Angelo Vicario se plonge dans le sujet et devient – un peu malgré lui – l’expert suisse romand du climat social. Plusieurs administrations cantonales lui demandent d’intervenir. Il se souvient: «Les mandats sont devenus de plus en plus importants. J’ai même été invité par l’Organisation mondiale de la santé pour donner une conférence sur le harcèlement moral en traduction simultanée. J’avais à peine trente ans et je me suis retrouvé sur le devant de la scène», sourit-il.

En 1999, le travail coule à flot et il décide donc de créer son entreprise. A la recherche de locaux, il voit une annonce pour des bureaux dans la tour Edipresse et tombe amoureux de la vue. En 2006, il co-rédige un manuel détaillant les enjeux du harcèlement en milieu professionnel*.

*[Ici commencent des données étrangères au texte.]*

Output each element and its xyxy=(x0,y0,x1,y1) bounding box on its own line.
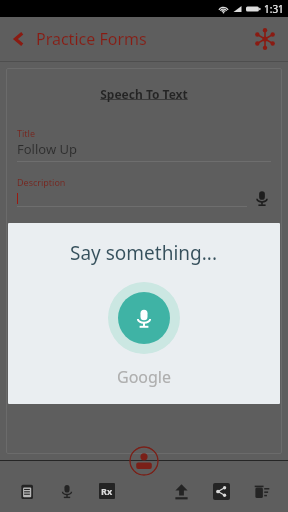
other: Back xyxy=(10,30,28,48)
button[interactable]: Listening microphone xyxy=(108,282,180,354)
staticText: Title xyxy=(17,127,35,139)
button[interactable]: Forms xyxy=(14,478,40,504)
staticText: 1:31 xyxy=(264,2,284,16)
staticText: Say something... xyxy=(70,240,218,266)
staticText: Rx xyxy=(101,485,113,497)
button[interactable]: Upload xyxy=(168,478,194,504)
button[interactable]: Patient xyxy=(129,446,159,476)
button[interactable]: Back xyxy=(10,28,147,50)
staticText: Follow Up xyxy=(17,140,78,158)
staticText: Google xyxy=(117,366,172,388)
staticText: Speech To Text xyxy=(17,86,271,102)
button[interactable]: Voice input xyxy=(253,189,271,207)
button[interactable]: Share xyxy=(208,478,234,504)
button[interactable]: Prescriptions xyxy=(94,478,120,504)
staticText: Practice Forms xyxy=(36,28,147,50)
staticText: Description xyxy=(17,176,66,188)
button[interactable]: Dictate xyxy=(54,478,80,504)
button[interactable]: Network hub xyxy=(252,26,278,52)
button[interactable]: Delete xyxy=(248,478,274,504)
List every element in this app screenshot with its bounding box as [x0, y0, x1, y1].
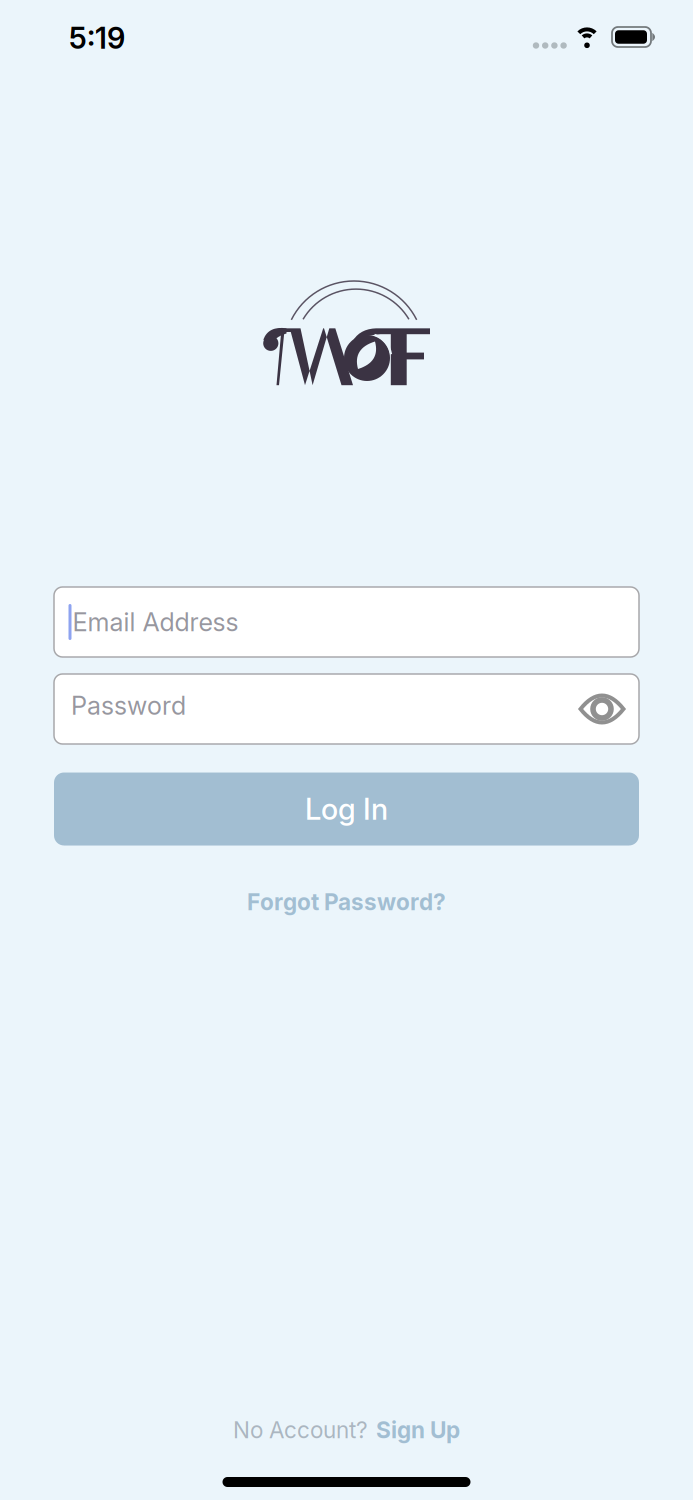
staticText: Sign Up	[376, 1417, 460, 1443]
button[interactable]: Log In	[54, 772, 639, 846]
staticText: No Account?	[233, 1417, 368, 1443]
staticText: Forgot Password?	[247, 889, 446, 915]
button[interactable]: Sign Up	[376, 1417, 460, 1443]
staticText: Email Address	[72, 607, 238, 637]
button[interactable]: Password	[54, 674, 639, 744]
button[interactable]: Show password	[579, 692, 625, 726]
staticText: Log In	[305, 792, 388, 826]
button[interactable]: Forgot Password?	[247, 889, 446, 915]
staticText: 5:19	[69, 21, 125, 55]
staticText: Password	[71, 691, 186, 720]
button[interactable]: Email Address	[54, 587, 639, 657]
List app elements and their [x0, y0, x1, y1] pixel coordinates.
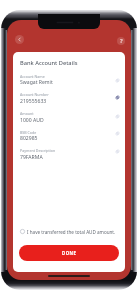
staticText: Amount: [20, 111, 34, 116]
button[interactable]: Copy Payment Description: [113, 147, 122, 156]
button[interactable]: DONE: [19, 245, 119, 261]
staticText: 79FARMA: [20, 154, 43, 161]
staticText: Account Number: [20, 92, 49, 97]
button[interactable]: I have transferred the total AUD amount.: [20, 227, 116, 236]
button[interactable]: Copy Account Number: [113, 93, 122, 102]
staticText: 1000 AUD: [20, 117, 44, 124]
button[interactable]: Help: [117, 37, 125, 45]
staticText: I have transferred the total AUD amount.: [27, 229, 116, 235]
staticText: Swagat Remit: [20, 79, 53, 86]
staticText: Payment Description: [20, 148, 56, 153]
button[interactable]: Copy BSB Code: [113, 129, 122, 138]
staticText: ?: [120, 37, 123, 45]
staticText: 219555633: [20, 98, 47, 105]
button[interactable]: Copy Amount: [113, 112, 122, 121]
staticText: 802985: [20, 135, 38, 142]
button[interactable]: Back: [15, 35, 24, 44]
staticText: Account Name: [20, 74, 45, 79]
staticText: BSB Code: [20, 130, 37, 135]
button[interactable]: Copy Account Name: [113, 76, 122, 85]
staticText: Bank Account Details: [20, 59, 78, 67]
staticText: DONE: [62, 250, 77, 256]
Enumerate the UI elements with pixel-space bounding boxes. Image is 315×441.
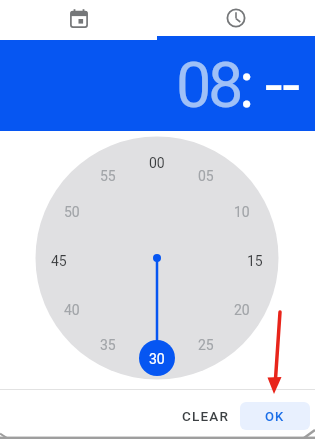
staticText: 45	[51, 253, 67, 269]
staticText: 25	[198, 337, 214, 353]
staticText: 55	[100, 168, 116, 184]
staticText: 35	[100, 337, 116, 353]
staticText: 00	[149, 155, 165, 171]
staticText: 05	[198, 168, 214, 184]
staticText: 10	[234, 204, 250, 220]
staticText: OK	[265, 409, 285, 424]
staticText: 15	[247, 253, 263, 269]
staticText: CLEAR	[182, 408, 230, 424]
staticText: 08	[176, 49, 240, 123]
staticText: --	[265, 49, 300, 123]
staticText: 20	[234, 302, 250, 318]
button[interactable]: CLEAR	[177, 402, 235, 430]
staticText: :	[239, 49, 255, 123]
staticText: 30	[149, 351, 165, 367]
button[interactable]	[157, 0, 315, 40]
button[interactable]	[0, 0, 157, 40]
button[interactable]: OK	[240, 402, 310, 430]
staticText: 50	[64, 204, 80, 220]
staticText: 40	[64, 302, 80, 318]
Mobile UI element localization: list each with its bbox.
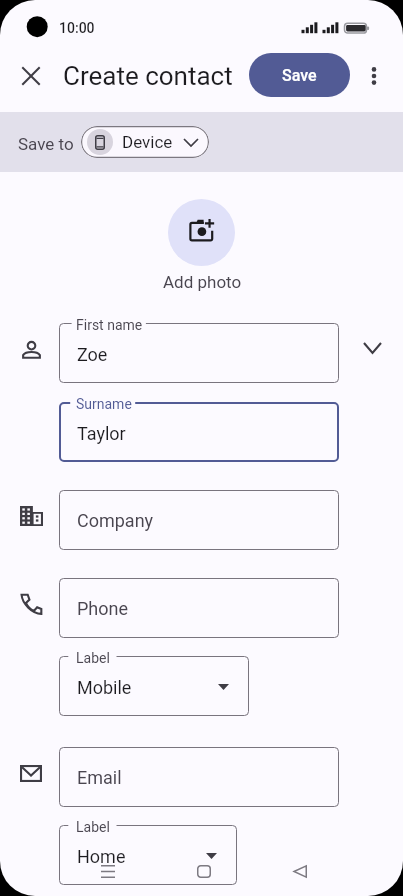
staticText: Taylor — [77, 423, 126, 444]
staticText: Company — [77, 510, 154, 531]
staticText: Zoe — [77, 344, 108, 365]
staticText: Create contact — [63, 61, 233, 91]
staticText: Mobile — [77, 677, 132, 698]
staticText: Device — [122, 132, 173, 152]
button[interactable]: Phone — [7, 580, 55, 628]
button[interactable]: Expand name fields — [348, 324, 396, 372]
button[interactable]: Label — [59, 825, 237, 885]
button[interactable]: Home — [183, 850, 225, 892]
button[interactable]: Back — [279, 850, 321, 892]
button[interactable]: Close — [7, 52, 55, 100]
staticText: Email — [77, 767, 122, 788]
button[interactable]: Label — [59, 656, 249, 716]
button[interactable]: Device — [81, 126, 209, 158]
staticText: Add photo — [163, 272, 242, 292]
staticText: Home — [77, 846, 126, 867]
staticText: Label — [76, 650, 110, 666]
staticText: Label — [76, 819, 110, 835]
staticText: Save to — [18, 134, 74, 154]
button[interactable]: Phone — [59, 578, 339, 638]
staticText: First name — [76, 317, 143, 333]
button[interactable]: First name — [59, 323, 339, 383]
button[interactable]: More options — [350, 52, 398, 100]
button[interactable]: Name — [7, 326, 55, 374]
button[interactable]: Save — [249, 53, 350, 97]
button[interactable]: Recents — [87, 850, 129, 892]
staticText: 10:00 — [59, 20, 95, 36]
button[interactable]: Email — [59, 747, 339, 807]
button[interactable]: Company — [59, 490, 339, 550]
button[interactable]: Company — [7, 492, 55, 540]
staticText: Surname — [76, 396, 132, 412]
button[interactable]: Email — [7, 749, 55, 797]
button[interactable]: Add photo — [168, 199, 235, 266]
staticText: Save — [282, 66, 317, 85]
button[interactable]: Surname — [59, 402, 339, 462]
staticText: Phone — [77, 598, 129, 619]
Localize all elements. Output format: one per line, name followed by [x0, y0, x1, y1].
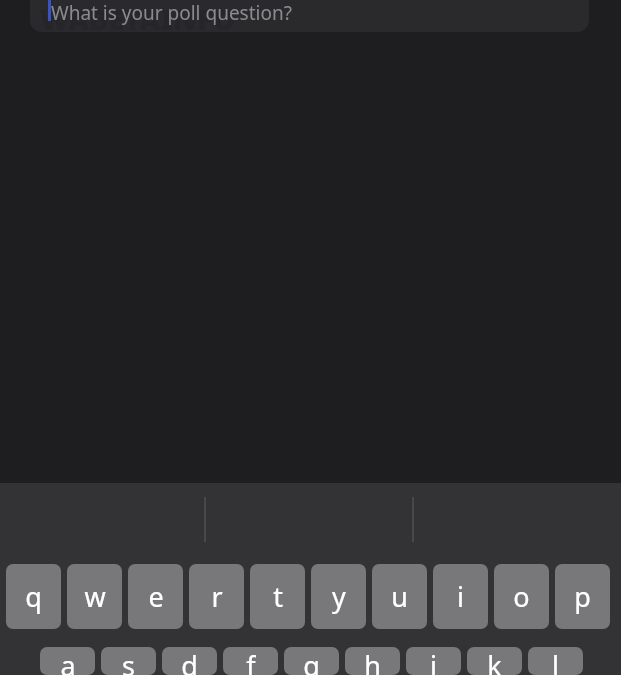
- staticText: q: [25, 578, 42, 615]
- button[interactable]: WABETAINFO: [30, 0, 589, 32]
- button[interactable]: o: [494, 564, 549, 629]
- staticText: f: [246, 647, 256, 675]
- staticText: u: [391, 578, 408, 615]
- button[interactable]: p: [555, 564, 610, 629]
- staticText: j: [430, 647, 437, 675]
- button[interactable]: a: [40, 647, 95, 675]
- button[interactable]: j: [406, 647, 461, 675]
- staticText: p: [574, 578, 591, 615]
- staticText: w: [84, 578, 106, 615]
- staticText: a: [60, 647, 76, 675]
- button[interactable]: q: [6, 564, 61, 629]
- button[interactable]: r: [189, 564, 244, 629]
- staticText: i: [457, 578, 464, 615]
- button[interactable]: k: [467, 647, 522, 675]
- button[interactable]: g: [284, 647, 339, 675]
- button[interactable]: l: [528, 647, 583, 675]
- button[interactable]: u: [372, 564, 427, 629]
- staticText: WABETAINFO: [40, 0, 236, 32]
- button[interactable]: w: [67, 564, 122, 629]
- button[interactable]: e: [128, 564, 183, 629]
- staticText: What is your poll question?: [51, 0, 292, 26]
- staticText: d: [181, 647, 198, 675]
- staticText: e: [148, 578, 164, 615]
- staticText: l: [552, 647, 559, 675]
- staticText: g: [303, 647, 320, 675]
- staticText: s: [122, 647, 135, 675]
- button[interactable]: h: [345, 647, 400, 675]
- staticText: h: [364, 647, 381, 675]
- staticText: o: [513, 578, 530, 615]
- button[interactable]: f: [223, 647, 278, 675]
- button[interactable]: s: [101, 647, 156, 675]
- button[interactable]: t: [250, 564, 305, 629]
- staticText: y: [332, 578, 346, 615]
- staticText: t: [273, 578, 283, 615]
- staticText: k: [487, 647, 502, 675]
- button[interactable]: i: [433, 564, 488, 629]
- button[interactable]: y: [311, 564, 366, 629]
- button[interactable]: d: [162, 647, 217, 675]
- staticText: r: [211, 578, 223, 615]
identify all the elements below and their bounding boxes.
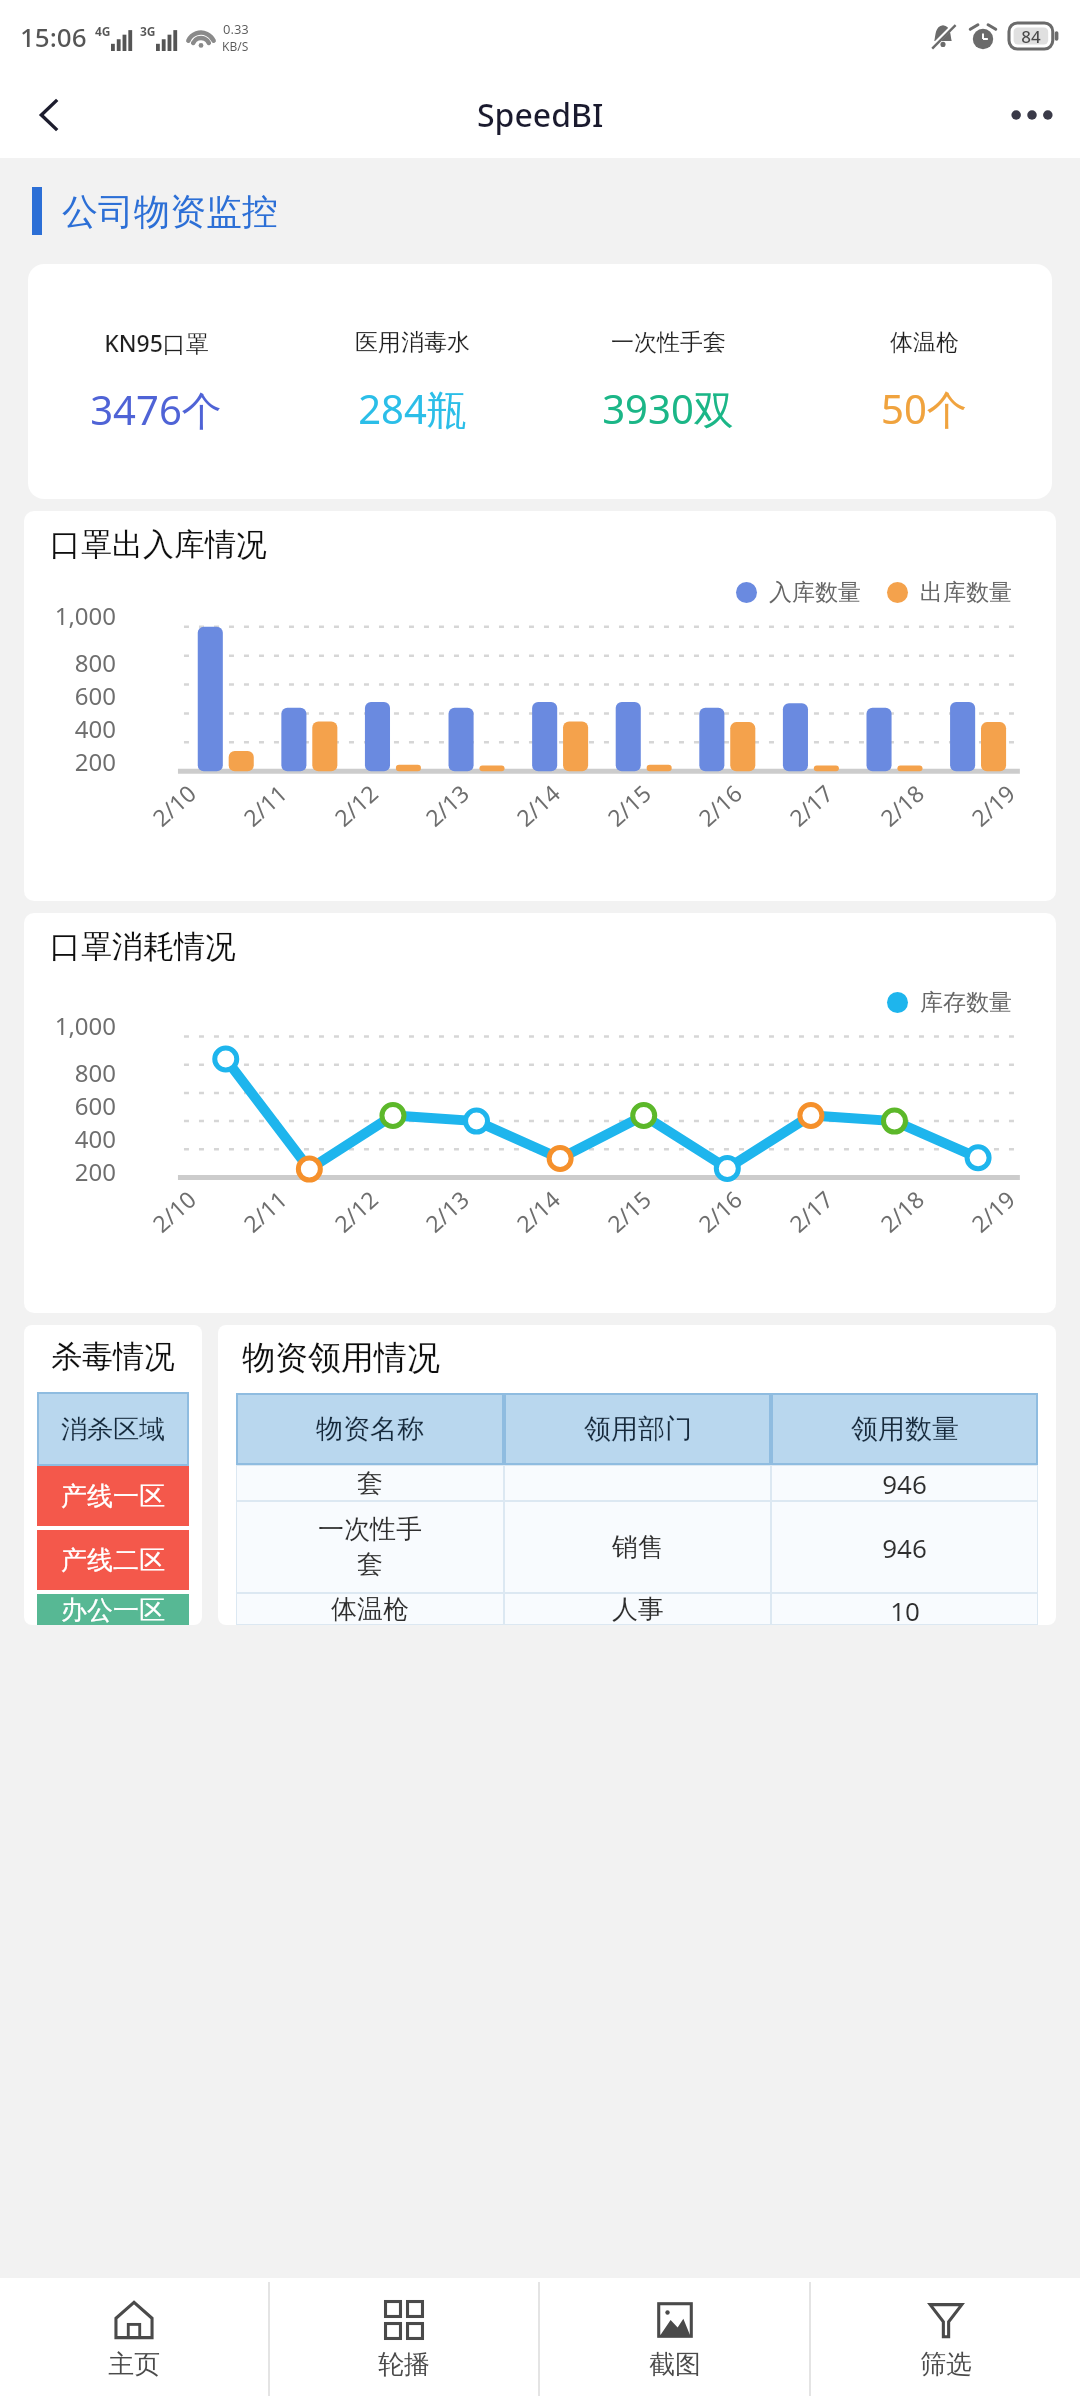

Progressivement, son affaire monte en puissance. L’équipe qui l’entoure s’étoffe et il commence à étendre son réseau à travers la Suisse romande. La concurrence augmente elle aussi. «Au début, j’étais quasiment le seul à proposer des audits et du conseil en climat social. Aujourd’hui, les sociétés de conseils en ressources humaines poussent comme des champignons.» Le développement de ses activités dans toute la Suisse répond en partie à ce besoin de se démarquer. Aujourd’hui, il est devenu un chef d’entreprise respecté. Mais avec le succès sont venus aussi les pressions et les soucis. Il nous confie avoir parfois des nuits blanches et subir un certain isolement. Il s’est donc entouré d’une équipe de fidèles lieutenants. Et ne rate jamais une occasion de tailler une bavette et déguster un bon nectar.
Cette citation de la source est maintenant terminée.